The Damned are fucking amazing! With seemingly unlimited energy, they have copped Iggy's old stance. Search and Destroy? More like Gimme Danger. What are these bad boys like, I asked myself. Being the curious type, I strolled back-stage (at the Starwood, April '77) and set up observation. I am happy to report that the Damned live up to their "I don't give a fuck" image. First, Rat Scabies threw a drink in Runaway Joan Jett's face, then Guitarist Brian James kicked a well known groupie in the ass (this could have been Sable Starr) Finally, they threw everyone out of the dressing room. The Damned ended their engagement in LA by staging a food fight in the ledgendary deli, Cantor's, on Fairfax--Don't you just love it?

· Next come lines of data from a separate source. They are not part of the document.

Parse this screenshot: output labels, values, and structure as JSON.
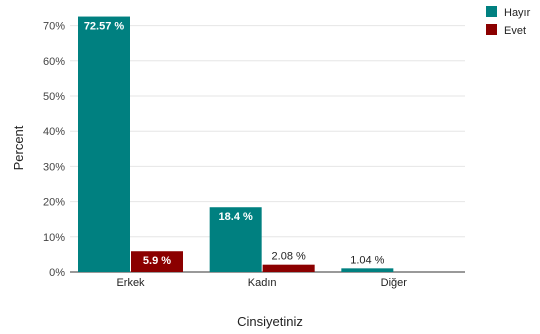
{
  "chart_data": {
    "type": "bar",
    "xlabel": "Cinsiyetiniz",
    "ylabel": "Percent",
    "ylim": [
      0,
      75
    ],
    "yticks": [
      0,
      10,
      20,
      30,
      40,
      50,
      60,
      70
    ],
    "ytick_suffix": "%",
    "categories": [
      "Erkek",
      "Kadın",
      "Diğer"
    ],
    "series": [
      {
        "name": "Hayır",
        "color": "#008080",
        "values": [
          72.57,
          18.4,
          1.04
        ],
        "labels": [
          "72.57 %",
          "18.4 %",
          "1.04 %"
        ]
      },
      {
        "name": "Evet",
        "color": "#8b0000",
        "values": [
          5.9,
          2.08,
          null
        ],
        "labels": [
          "5.9 %",
          "2.08 %",
          null
        ]
      }
    ],
    "legend_position": "top-right",
    "grid": true
  }
}
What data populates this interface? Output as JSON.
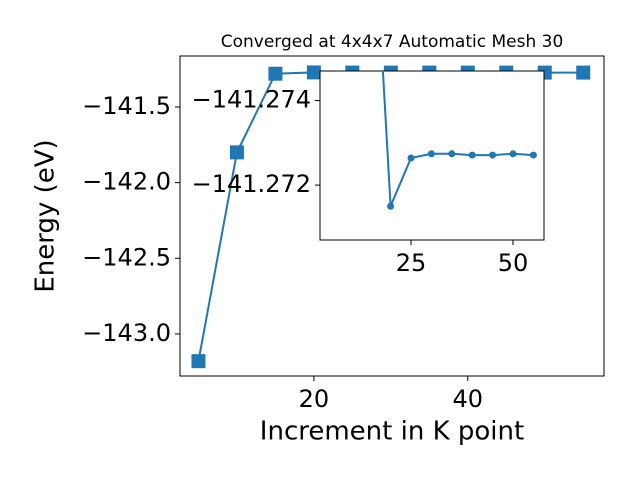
{
  "chart_data": {
    "type": "line",
    "title": "Converged at 4x4x7 Automatic Mesh 30",
    "x_label": "Increment in K point",
    "y_label": "Energy (eV)",
    "x": [
      5,
      10,
      15,
      20,
      25,
      30,
      35,
      40,
      45,
      50,
      55
    ],
    "series": [
      {
        "name": "Energy",
        "color": "#1f77b4",
        "values": [
          -143.18,
          -141.8,
          -141.28,
          -141.2715,
          -141.27264,
          -141.27274,
          -141.27274,
          -141.27271,
          -141.27271,
          -141.27274,
          -141.27271
        ]
      }
    ],
    "xlim": [
      2.6,
      57.7
    ],
    "xticks": [
      20,
      40
    ],
    "ylim": [
      -143.278,
      -141.163
    ],
    "yticks": [
      {
        "value": -141.5,
        "label": "−141.5"
      },
      {
        "value": -142.0,
        "label": "−142.0"
      },
      {
        "value": -142.5,
        "label": "−142.5"
      },
      {
        "value": -143.0,
        "label": "−143.0"
      }
    ],
    "inset": {
      "xlim": [
        2.7,
        57.6
      ],
      "xticks": [
        25,
        50
      ],
      "ylim": [
        -141.2707,
        -141.2747
      ],
      "yticks": [
        {
          "value": -141.274,
          "label": "−141.274"
        },
        {
          "value": -141.272,
          "label": "−141.272"
        }
      ]
    }
  }
}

The following interview took place between Capt Sensible (CS), and some dumb, blonde groupie (DBG):


DBG: That was fantastic! Your set was really fun.

CS: The whole thing about our group is...I don't know what I mean...maybe the audience misses the point, we are not stars, we are anti-stars. We're just proving that ordinary kids can get out on the stage and do it. We're really not the greatest musicians in the world.


DBG: But you're also real fun.


CS: We play, react differently, to each audience. Like in New York, the audience wasn't that good...well...they were great right, but not as good as here. This is the best audience that we've had in America.


DBG: Is that right?


CS: Oh yeah, they are fantastic. They are standing up. They make noise whether they like you or not. Some cheer, and some boo. In New York, it is polite applause. I hate to be rotten about American people, but they miss the point with us, they don't understand.


DBG: You don't think that I understand?

CS: Probably not.

5 comments:

  1. The "DBG" LOL!! Wasn't 'that' a snaggle toothed piece of work?!?! Do you reckon 'it' recoiled to some Trailer Park in some Floridian Swamp; the beknighted social stratum from which 'it' apparently sprang from....after "She Had To Leave"----Los Angeles....?? I can just picture it. The gaggle of brats, all with "Mountain Dew Mouth" that in all liklihood were placed in Foster Care?? I wish I had clearer memories of the altercation....but in those days I usually woke up blowing an 7.0!!

    ReplyDelete
  2. I don't know where she went James, but her leaving was the happiest day of my life, LOL.

    ReplyDelete
  3. Gee.

    After she'd bagged both John Doe and Viggo Mortenson, us non-beauties had just thought "you go, girl!"

    I've had stupid young girls try to trip me while I take photos near the stage (where I have to be since I'm short.) I have no idea why. Perhaps they're appalled at my geezerdom.

    ReplyDelete
  4. Viggo? Oh my goodness. Heaven on earth.

    ReplyDelete
  5. Actually, DBG married a well known rock star, moved to England, and had one child.....no foster care...I don't know what a Mountain Dew Mouth is, but I dont think so.